If you want a mortgage right now
Most of the suggestions below will take some time to improve your mortgage chances. If you want a mortgage straight away, you are going to have to go to a “bad credit” broker. This will cost you more in fees – be very clear about what the fees are before you sign anything. Also the mortgage is likely to be at a less good rate.
I have heard some people are told “This will just be for a couple of years, then you can re-mortgage with a high street lender at a better rate.” Well, perhaps… but you can’t rely on that happening. Your own financial situation may be more difficult – perhaps you have a baby on the way which will affect the mortgage affordability calculations. Or perhaps the whole economy is going through a difficult time and it’s harder for anyone to get a mortgage.
Paying off the defaults
Paying off the defaults is the first key step in getting your credit record on the road to recovery. You want to pay them off as soon as possible.

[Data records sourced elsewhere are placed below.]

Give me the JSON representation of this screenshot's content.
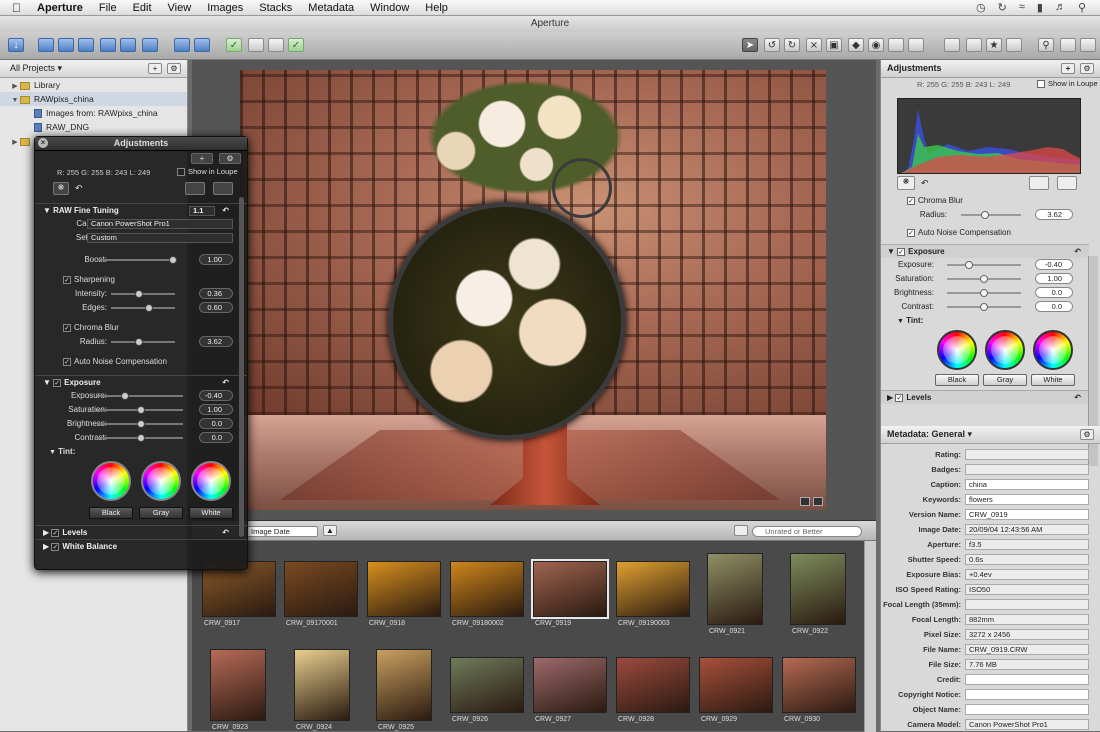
{
  "menubar": {
    "app": "Aperture",
    "items": [
      "File",
      "Edit",
      "View",
      "Images",
      "Stacks",
      "Metadata",
      "Window",
      "Help"
    ]
  },
  "window_title": "Aperture",
  "projects": {
    "header": "All Projects",
    "items": [
      {
        "label": "Library"
      },
      {
        "label": "RAWpixs_china"
      },
      {
        "label": "Images from: RAWpixs_china"
      },
      {
        "label": "RAW_DNG"
      }
    ]
  },
  "hud": {
    "title": "Adjustments",
    "readout": "R: 255   G: 255   B: 243   L: 249",
    "show_in_loupe": "Show in Loupe",
    "raw_section": "RAW Fine Tuning",
    "raw_version": "1.1",
    "camera_label": "Camera:",
    "camera_value": "Canon PowerShot Pro1",
    "settings_label": "Settings:",
    "settings_value": "Custom",
    "boost_label": "Boost:",
    "boost_value": "1.00",
    "sharpening": "Sharpening",
    "intensity_label": "Intensity:",
    "intensity_value": "0.36",
    "edges_label": "Edges:",
    "edges_value": "0.60",
    "chroma_blur": "Chroma Blur",
    "radius_label": "Radius:",
    "radius_value": "3.62",
    "auto_noise": "Auto Noise Compensation",
    "exposure_section": "Exposure",
    "exposure_label": "Exposure:",
    "exposure_value": "-0.40",
    "saturation_label": "Saturation:",
    "saturation_value": "1.00",
    "brightness_label": "Brightness:",
    "brightness_value": "0.0",
    "contrast_label": "Contrast:",
    "contrast_value": "0.0",
    "tint_label": "Tint:",
    "black": "Black",
    "gray": "Gray",
    "white": "White",
    "levels": "Levels",
    "white_balance": "White Balance"
  },
  "browser": {
    "sort": "Image Date",
    "search_placeholder": "Unrated or Better",
    "thumbs": [
      {
        "name": "CRW_0917",
        "color": "#8a5a2a"
      },
      {
        "name": "CRW_09170001",
        "color": "#7a4a22"
      },
      {
        "name": "CRW_0918",
        "color": "#d8901e"
      },
      {
        "name": "CRW_09180002",
        "color": "#d0861c"
      },
      {
        "name": "CRW_0919",
        "color": "#a06450"
      },
      {
        "name": "CRW_09190003",
        "color": "#e0a030"
      },
      {
        "name": "CRW_0921",
        "color": "#8f9066"
      },
      {
        "name": "CRW_0922",
        "color": "#7d8c5c"
      },
      {
        "name": "CRW_0923",
        "color": "#b86a58"
      },
      {
        "name": "CRW_0924",
        "color": "#e8cf8e"
      },
      {
        "name": "CRW_0925",
        "color": "#c9a060"
      },
      {
        "name": "CRW_0926",
        "color": "#6f7b5a"
      },
      {
        "name": "CRW_0927",
        "color": "#9d6a6a"
      },
      {
        "name": "CRW_0928",
        "color": "#9c4a3e"
      },
      {
        "name": "CRW_0929",
        "color": "#a8503c"
      },
      {
        "name": "CRW_0930",
        "color": "#b66a54"
      }
    ]
  },
  "adjust": {
    "title": "Adjustments",
    "readout": "R: 255   G: 255   B: 243   L: 249",
    "show_in_loupe": "Show in Loupe",
    "chroma_blur": "Chroma Blur",
    "radius_label": "Radius:",
    "radius_value": "3.62",
    "auto_noise": "Auto Noise Compensation",
    "exposure_section": "Exposure",
    "exposure_label": "Exposure:",
    "exposure_value": "-0.40",
    "saturation_label": "Saturation:",
    "saturation_value": "1.00",
    "brightness_label": "Brightness:",
    "brightness_value": "0.0",
    "contrast_label": "Contrast:",
    "contrast_value": "0.0",
    "tint_label": "Tint:",
    "black": "Black",
    "gray": "Gray",
    "white": "White",
    "levels": "Levels"
  },
  "metadata": {
    "title": "Metadata: General",
    "rows": [
      {
        "k": "Rating:",
        "v": ""
      },
      {
        "k": "Badges:",
        "v": ""
      },
      {
        "k": "Caption:",
        "v": "china"
      },
      {
        "k": "Keywords:",
        "v": "flowers"
      },
      {
        "k": "Version Name:",
        "v": "CRW_0919"
      },
      {
        "k": "Image Date:",
        "v": "20/09/04 12:43:56 AM"
      },
      {
        "k": "Aperture:",
        "v": "f3.5"
      },
      {
        "k": "Shutter Speed:",
        "v": "0.6s"
      },
      {
        "k": "Exposure Bias:",
        "v": "+0.4ev"
      },
      {
        "k": "ISO Speed Rating:",
        "v": "ISO50"
      },
      {
        "k": "Focal Length (35mm):",
        "v": ""
      },
      {
        "k": "Focal Length:",
        "v": "882mm"
      },
      {
        "k": "Pixel Size:",
        "v": "3272 x 2456"
      },
      {
        "k": "File Name:",
        "v": "CRW_0919.CRW"
      },
      {
        "k": "File Size:",
        "v": "7.76 MB"
      },
      {
        "k": "Credit:",
        "v": ""
      },
      {
        "k": "Copyright Notice:",
        "v": ""
      },
      {
        "k": "Object Name:",
        "v": ""
      },
      {
        "k": "Camera Model:",
        "v": "Canon PowerShot Pro1"
      }
    ]
  }
}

If you already have the inheritance in your bank accounts, then it would be best to use some of that right now and repay the defaults, then start resaving the deposit money that has now reduced by £6,000. Say you can afford to pay £400 a month off your debts – that would take 15 months to clear the defaults. If you clear them now and then save that £400 a month, in 15 months time you will have your current deposit back, but your credit records will be looking much better as you will have had 15 months clear of any problems.
Paying off the defaults helps your credit record – you will find it almost impossible to get a mortgage with unpaid defaults – but doesn’t make them disappear. They will stay for six years from the first default date. So it’s worth checking if you think the default date is correct. If any of them should have been earlier, see if you can get the default date changed.
Help to Buy ISAs
The best way to build up your deposit again would be by regular monthly saving into a Help To Buy ISA. The interest rates are decent and the government will add on some money when you do buy. As MoneySavingExpert says:
“if you’re a first-time buyer, putting your cash in a Help to Buy ISA before thinking about any other savings is a no brainer.”
So get an ISA each to maximise the help you can get! Whilst you are saving there four good things happen:
- the defaults are getting older;
- your deposit is getting bigger
- you are getting a bonus from the government; and
- it is showing a future lender that your money problems really were in the past and you can afford to put money aside from your income.
Of course during this period you also need to be fanatical about making sure all your credit cards and bills are paid on time. The last thing you want is a new late payment showing on your file! Use your credit card every month and pay it off in full every month.
What about the old payday loans?
If the payday loans are already over two years old, most mortgage lenders won’t care that much about them. And if you are taking the next year to improve your general position then they are getting even older.
However, how much did you use payday loans? If it was a lot for a period, then you should read my article on Can I get a payday loan refund? and see if you might be able to get any compensation. If you do win an complaint about these, the lender will normally delete the record from your credit file – so that mighy even get rid of some of the defaults.
Any money you can get back will mean you have a bigger deposit – and the larger your deposit is, the more lenders there will be that may lend despite the defaults on your credit records. The same applies to PPI – if you think you may ever have had this on loans, credit cards, car finance etc, then try to reclaim it.
Then talk to a broker
When you have saved your deposit up again and the defaults have got older, you need to talk to a mortgage broker. Some high street lenders say they won’t consider a mortgage with defaults in the past three years. Some won’t lend to you at all with defaults – you need to avoid applying to these lenders. A broker will be able to advise you – at this point though you shouldn’t need to go to a bad credit broker.